In the 1970s, the frustration among the younger generation towards the political and social repression was eminent. As stated by Lekach in one of her articles (2014), “Tired of being spoon-fed by a mainstream media who no longer seemed to care for them, there began a small — but quickly growing — uprising of bands. They took the 1950s style rock ‘n roll, turned up the volume and increased the speed. And punk rock was born.”
Taking the stage to articulate the feelings of a dissatisfied generation calling for change were the Sex Pistols, who played their first gig in 1975 at St Martins College of Art.

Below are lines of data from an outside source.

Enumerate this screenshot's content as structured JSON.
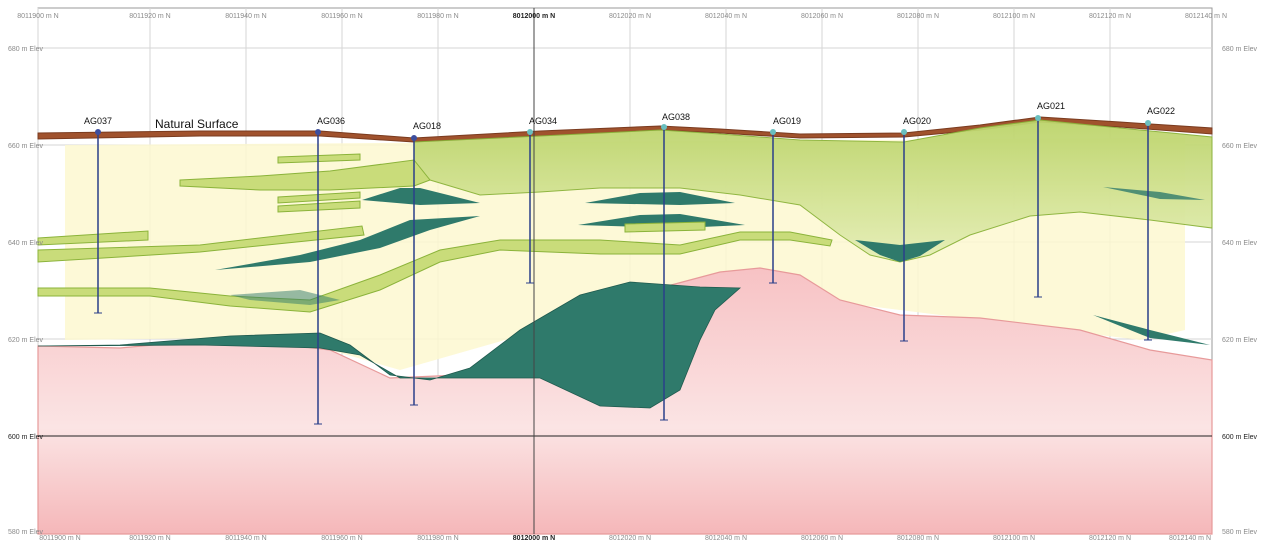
{
  "northing_labels": [
    {
      "text": "8011900 m N",
      "major": false
    },
    {
      "text": "8011920 m N",
      "major": false
    },
    {
      "text": "8011940 m N",
      "major": false
    },
    {
      "text": "8011960 m N",
      "major": false
    },
    {
      "text": "8011980 m N",
      "major": false
    },
    {
      "text": "8012000 m N",
      "major": true
    },
    {
      "text": "8012020 m N",
      "major": false
    },
    {
      "text": "8012040 m N",
      "major": false
    },
    {
      "text": "8012060 m N",
      "major": false
    },
    {
      "text": "8012080 m N",
      "major": false
    },
    {
      "text": "8012100 m N",
      "major": false
    },
    {
      "text": "8012120 m N",
      "major": false
    },
    {
      "text": "8012140 m N",
      "major": false
    }
  ],
  "elevation_labels": [
    {
      "text": "660 m Elev",
      "major": false
    },
    {
      "text": "640 m Elev",
      "major": false
    },
    {
      "text": "620 m Elev",
      "major": false
    },
    {
      "text": "600 m Elev",
      "major": true
    },
    {
      "text": "580 m Elev",
      "major": false
    }
  ],
  "top_elevation_label": "680 m Elev",
  "surface_label": "Natural Surface",
  "drillholes": [
    {
      "name": "AG037"
    },
    {
      "name": "AG036"
    },
    {
      "name": "AG018"
    },
    {
      "name": "AG034"
    },
    {
      "name": "AG038"
    },
    {
      "name": "AG019"
    },
    {
      "name": "AG020"
    },
    {
      "name": "AG021"
    },
    {
      "name": "AG022"
    }
  ],
  "colors": {
    "surface": "#a0522d",
    "basement": "#f4b7b9",
    "dark_lens": "#2f7a6b",
    "light_lens": "#c9dc7a",
    "fill": "#fdf8d0",
    "hole": "#2a3f8a"
  }
}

The picture above is one of Jamie Reid‘s best known artworks, the Sex Pistols’ “God Save The Queen” album cover. It was inspired by a Cecil Beaton photograph of Queen Elizabeth II with an added safety pin through her nose and swastikas in her eyes, which Sean O’Hagan from The Observer described as “the single most iconic image of the punk era”.
By defacing a picture of a highly respected monarch with text from newspapers, Reid was criticizing the media and the establishment. It seems as if he was trying to break down the idea of formality and dignity associated with the queen and shocking people with conflicting images. Still, by using the Union Jack, he manages to give the piece a sense of patriotism and pride.
With the recently found identities and values came new forms of graphical expression to better suit their means and ideals.
“Punk expounds an aesthetic and a mood that is aggressive and contemporary, urban and raw, ephemeral and instantaneous, regressive and regurgitated. It’s about a group of people calling for change through joyful havoc.” (Lekach, M., 2014)
Due to punk’s nature as an alternative movement generated outside of broad capitalist and consumerist media, most of punk imagery was created by the intuitive needs of the culture and the access its members had to the required technologies. In their creation of their own graphical style for album sleeves, concert flyers and self-published zines, a general DIY attitude was adopted out of practicality and to show autonomy from what was going on in the industry.
Typesetters, aside from being expensive, also placed text on a rigid grid.
To avoid these limitations, punk imagery took to a variety of methods to advertise their simple, dirty and offensive messages.
Their collage style would accept appropiation of commercial images for revolutionary purposes, a “ripping up and starting again” ideology. With punk’s general disdain for all things conventional, the freedom this format created allowed punk style to break out of the typographic grid that was limiting to most designers at the time.
Another way to get around the typesetter was the use of stencils, which were practical — easy to acquire and to use — and were associated with the underground, denoting something raw and urban, as well as simply flawed by design. In the words of Lekach, “Afterall, punk always boasted its flaws”.
One of the most common spaces for this apparent lack of care for aesthetics was the zine, an inexpensively made, self-published, self-distributed, underground publication.
Sniffin’ Glue, seen below, was “highly influential as one of the first of many punk fanzines that featured anti-consumerist ideals and information on the music and scene outside of mainstream press”. (Lekach, M., 2014)
Its composition revealed the rushed immediacy of the punk movement. Details as defacing pictures before photocopying them, nearly illegible script, hand-written text and hand-drawn logos and imagery portrayed the independent and urgent nature of the new culture.
While many changes have occured since the Sex Pistols encouraged anarchy in the UK, these styles and ideologies have remained essentially the same. Punk rock has taught us it is O.K. to express our most deep and raw emotions, with no fear of what others may think. As to the punk aesthetic, the same ideology can be applied.
I think society needs more “rawness” and “ugliness”, more honest thoughts. We may need to bring back the punk.
- Bestley, R. and Noble, I. (1999) Punk uncovered: an unofficial history of provincial opposition. Available at Eye Magazine.
- Hyndman, S. (2013) How Punk changed Graphic Design. Available at Type Tasting.
- Lekach, M. (2014) All ripped up: Punk influences on graphic design. Available at 99 designs.
- Mutongerwa, T. (2011) God Save the Queen.
- Poynor, R. (2012) The Art of Punk and the Punk Aesthetic. Available at The Design Observer Group.